LaTeX/Beamer LaTeX has a template called Beamer, which is designed for creating presentation slides. It produces fine-looking text, has good support for syntax highlighting and can be versioned easily. However, in our experience it is not that easy to create custom diagrams and animations using LaTeX, mainly because of its declarative nature (and somewhat confusing syntax). If you can speak fluently in TikZ and you can understand the error messages of
pdflatex, you are probably fine. If not, creating slides with complex animations, diagrams and source code snippets might be easier for you in Python.
While Elsie also has basic support for rendering LaTeX, if your presentation is mostly composed of math formulas, it might be easier to create it in LaTeX directly.
That being said, if you are fine with declarative description of slides, and you prefer HTML/CSS to Python/SVG,
reveal.jsis a fine choice.
Prezi If you like presentations with three or more dimensions, it's a good choice. Otherwise, the disadvantages of PowerPoint also apply here.

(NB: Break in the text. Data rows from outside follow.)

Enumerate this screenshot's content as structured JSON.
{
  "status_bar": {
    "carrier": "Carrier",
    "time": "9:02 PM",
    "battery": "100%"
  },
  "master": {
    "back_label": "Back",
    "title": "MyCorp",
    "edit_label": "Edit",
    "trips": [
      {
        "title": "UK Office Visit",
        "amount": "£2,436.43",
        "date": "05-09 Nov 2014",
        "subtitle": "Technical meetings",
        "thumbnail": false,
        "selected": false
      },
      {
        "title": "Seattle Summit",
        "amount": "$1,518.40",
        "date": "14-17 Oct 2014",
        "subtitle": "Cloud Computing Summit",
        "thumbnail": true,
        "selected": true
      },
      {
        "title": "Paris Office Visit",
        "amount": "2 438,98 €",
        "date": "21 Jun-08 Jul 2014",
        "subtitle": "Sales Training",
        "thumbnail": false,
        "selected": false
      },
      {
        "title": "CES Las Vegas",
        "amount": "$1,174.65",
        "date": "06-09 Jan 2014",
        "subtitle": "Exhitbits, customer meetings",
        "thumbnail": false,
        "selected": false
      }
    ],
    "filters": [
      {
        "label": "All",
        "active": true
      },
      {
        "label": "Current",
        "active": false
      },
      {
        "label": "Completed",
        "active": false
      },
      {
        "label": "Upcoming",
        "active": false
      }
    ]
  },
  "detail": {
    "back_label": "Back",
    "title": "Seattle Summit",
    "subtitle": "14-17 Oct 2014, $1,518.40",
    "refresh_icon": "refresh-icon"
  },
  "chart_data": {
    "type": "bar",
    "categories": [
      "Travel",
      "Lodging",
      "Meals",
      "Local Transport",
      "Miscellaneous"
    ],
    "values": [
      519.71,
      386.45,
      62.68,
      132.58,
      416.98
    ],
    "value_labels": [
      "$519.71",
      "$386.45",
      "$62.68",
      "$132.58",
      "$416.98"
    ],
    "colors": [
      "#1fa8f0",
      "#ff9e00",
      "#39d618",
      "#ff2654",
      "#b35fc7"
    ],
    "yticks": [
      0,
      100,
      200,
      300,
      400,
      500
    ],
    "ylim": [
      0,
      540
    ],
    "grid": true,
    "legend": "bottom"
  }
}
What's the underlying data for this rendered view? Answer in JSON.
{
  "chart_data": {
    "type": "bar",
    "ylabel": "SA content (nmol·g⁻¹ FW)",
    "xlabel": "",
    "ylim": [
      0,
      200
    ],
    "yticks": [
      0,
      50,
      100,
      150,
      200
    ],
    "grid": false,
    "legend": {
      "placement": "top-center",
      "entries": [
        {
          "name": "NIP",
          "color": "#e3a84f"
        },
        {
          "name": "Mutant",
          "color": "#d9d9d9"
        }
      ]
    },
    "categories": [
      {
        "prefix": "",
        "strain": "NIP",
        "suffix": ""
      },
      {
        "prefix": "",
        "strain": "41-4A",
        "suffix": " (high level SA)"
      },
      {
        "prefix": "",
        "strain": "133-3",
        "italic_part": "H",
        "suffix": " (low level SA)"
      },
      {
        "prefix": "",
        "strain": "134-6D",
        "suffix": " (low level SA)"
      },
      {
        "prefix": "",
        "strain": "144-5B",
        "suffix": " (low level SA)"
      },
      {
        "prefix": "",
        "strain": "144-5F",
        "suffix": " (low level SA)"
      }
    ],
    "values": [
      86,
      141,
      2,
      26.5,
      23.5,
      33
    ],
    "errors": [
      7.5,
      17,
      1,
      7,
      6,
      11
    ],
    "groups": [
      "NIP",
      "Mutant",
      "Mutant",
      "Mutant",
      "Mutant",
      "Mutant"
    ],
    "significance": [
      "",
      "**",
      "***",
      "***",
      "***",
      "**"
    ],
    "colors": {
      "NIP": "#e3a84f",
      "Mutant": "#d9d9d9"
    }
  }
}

python-pptx python-pptx is an API for building PowerPoint presentations, which is great if you like PowerPoint (or you are forced to use it), because it gives you access to a lot of its features (like tables, charts, slide notes) for free. On the other hand, this also means that you are limited by what can PowerPoint do. Creating complex fragment animations, pretty syntax highlighted source code snippets or LaTeX equations will probably be nigh impossible using this library.
- Why don't you use an existing layout model, e.g.
flexbox? We made the layout model tailored for presentations, which might not be so easy with a general layout model. We also couldn't find any usable binding of a standalone and sane layout model in Python. If you know of any, please let us know.